As informações surgiram em relatório da segunda fase da Operação Sem Refino, cujo sigilo foi liberado pelo ministro Alexandre de Moraes, do Supremo Tribunal Federal (STF). O documento detalha que as vantagens recebidas indevidamente incluem bens de luxo e ocultação de patrimônio, com o registro de bens em nome de terceiros (‘laranjas’) para pagamento de despesas pessoais de Castro.
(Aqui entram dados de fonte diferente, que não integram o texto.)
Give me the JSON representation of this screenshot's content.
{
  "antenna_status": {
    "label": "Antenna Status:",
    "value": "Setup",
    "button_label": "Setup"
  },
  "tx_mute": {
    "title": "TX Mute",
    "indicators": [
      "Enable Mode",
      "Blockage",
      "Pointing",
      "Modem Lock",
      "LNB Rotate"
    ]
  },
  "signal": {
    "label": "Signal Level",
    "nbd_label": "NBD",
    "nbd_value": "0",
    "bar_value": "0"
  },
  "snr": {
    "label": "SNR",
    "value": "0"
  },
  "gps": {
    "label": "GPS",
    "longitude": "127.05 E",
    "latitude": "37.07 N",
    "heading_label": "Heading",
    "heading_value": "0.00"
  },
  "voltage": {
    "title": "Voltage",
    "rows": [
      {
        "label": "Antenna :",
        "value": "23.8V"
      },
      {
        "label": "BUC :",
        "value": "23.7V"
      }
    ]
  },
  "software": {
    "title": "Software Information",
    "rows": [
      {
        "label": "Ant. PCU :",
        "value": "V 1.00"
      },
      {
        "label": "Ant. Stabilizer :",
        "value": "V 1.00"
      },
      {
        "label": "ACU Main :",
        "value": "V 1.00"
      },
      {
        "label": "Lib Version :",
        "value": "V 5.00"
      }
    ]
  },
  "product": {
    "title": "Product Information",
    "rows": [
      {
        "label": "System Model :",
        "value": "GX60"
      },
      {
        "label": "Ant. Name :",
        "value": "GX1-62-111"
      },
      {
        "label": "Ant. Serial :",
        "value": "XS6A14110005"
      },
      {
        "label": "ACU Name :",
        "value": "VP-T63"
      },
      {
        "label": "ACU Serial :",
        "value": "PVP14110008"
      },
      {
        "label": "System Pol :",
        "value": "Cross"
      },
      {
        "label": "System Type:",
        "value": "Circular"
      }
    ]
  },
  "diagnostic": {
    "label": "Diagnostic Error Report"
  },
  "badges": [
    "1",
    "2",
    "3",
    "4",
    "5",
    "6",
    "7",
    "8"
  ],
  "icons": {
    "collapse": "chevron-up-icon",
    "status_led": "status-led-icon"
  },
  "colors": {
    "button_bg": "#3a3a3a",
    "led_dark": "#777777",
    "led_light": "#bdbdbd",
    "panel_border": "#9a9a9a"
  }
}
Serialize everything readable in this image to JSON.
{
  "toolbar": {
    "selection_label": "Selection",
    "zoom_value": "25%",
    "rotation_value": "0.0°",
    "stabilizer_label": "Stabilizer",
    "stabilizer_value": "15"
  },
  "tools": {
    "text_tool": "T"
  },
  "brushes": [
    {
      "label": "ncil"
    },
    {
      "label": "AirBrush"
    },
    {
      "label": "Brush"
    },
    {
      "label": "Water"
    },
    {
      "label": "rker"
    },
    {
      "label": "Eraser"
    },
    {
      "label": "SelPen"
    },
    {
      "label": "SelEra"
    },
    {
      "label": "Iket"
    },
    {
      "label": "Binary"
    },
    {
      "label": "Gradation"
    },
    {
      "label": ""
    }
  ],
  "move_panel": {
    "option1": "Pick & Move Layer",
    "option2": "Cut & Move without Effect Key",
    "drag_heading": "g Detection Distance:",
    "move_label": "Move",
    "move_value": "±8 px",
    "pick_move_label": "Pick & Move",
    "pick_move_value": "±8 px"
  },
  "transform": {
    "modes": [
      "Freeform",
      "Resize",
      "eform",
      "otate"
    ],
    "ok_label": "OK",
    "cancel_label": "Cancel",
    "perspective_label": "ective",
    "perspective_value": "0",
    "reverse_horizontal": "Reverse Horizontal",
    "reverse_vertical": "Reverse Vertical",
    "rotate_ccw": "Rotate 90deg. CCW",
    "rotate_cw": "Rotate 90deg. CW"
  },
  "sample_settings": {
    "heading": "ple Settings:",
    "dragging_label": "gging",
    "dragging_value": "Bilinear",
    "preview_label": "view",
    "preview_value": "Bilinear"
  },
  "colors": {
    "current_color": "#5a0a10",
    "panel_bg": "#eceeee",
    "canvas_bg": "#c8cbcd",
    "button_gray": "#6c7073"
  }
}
Segundo a PF, o esquema criminoso envolvia lavagem de dinheiro e ocultação de bens. Em troca, o ex-governador teria favorecido os interesses do empresário Ricardo Magro, apontado como líder da organização criminosa responsável por corromper agentes públicos. A investigação aponta que Castro mantinha contato direto com responsáveis por licenças ambientais para agilizar empreendimentos e prejudicar concorrentes de Magro. Magro está foragido e na lista de difusão vermelha da Interpol.
O relatório cita exemplos como uma degustação de caviares de R$ 10,5 mil, paga pela empresa AC Santos Participações e Empreendimentos, e o usufruto de uma casa em Petrópolis registrada em nome da Concrecasa Construções Inteligentes Ltda. Castro teria encomendado a construção de uma adega personalizada e determinado a rotina dos empregados na mansão. O benefício da casa seria uma compensação pela empresa Enge Prat Engenharia, que assinou R$ 355 milhões em contratos com o governo fluminense.
Outro indício de vantagem irregular seria o pagamento de R$ 10 mil pelo aluguel da cobertura onde Castro reside na Barra da Tijuca, valor significativamente abaixo do mercado. O imóvel foi adquirido pela J3 Real Estate Participações Ltda. por R$ 3,4 milhões, 50 dias após a criação da empresa. A defesa de Cláudio Castro negou qualquer participação em lavagem de dinheiro ou recebimento de vantagem indevida, alegando que os imóveis citados eram alugados e que o episódio do caviar ocorreu após sua saída do governo.
Em nota, a defesa afirmou que não há ligação entre os episódios e a Refit, que os contatos com a empresa foram institucionais e que o Estado cobrou valores devidos. A defesa também contestou a informação sobre uma viagem a Nova York ter sido custeada pela Refit, afirmando que foi oficial e paga pelo Governo do Estado. O pedido para que Cláudio Castro seja ouvido pela PF para esclarecer os pontos está aguardando decisão.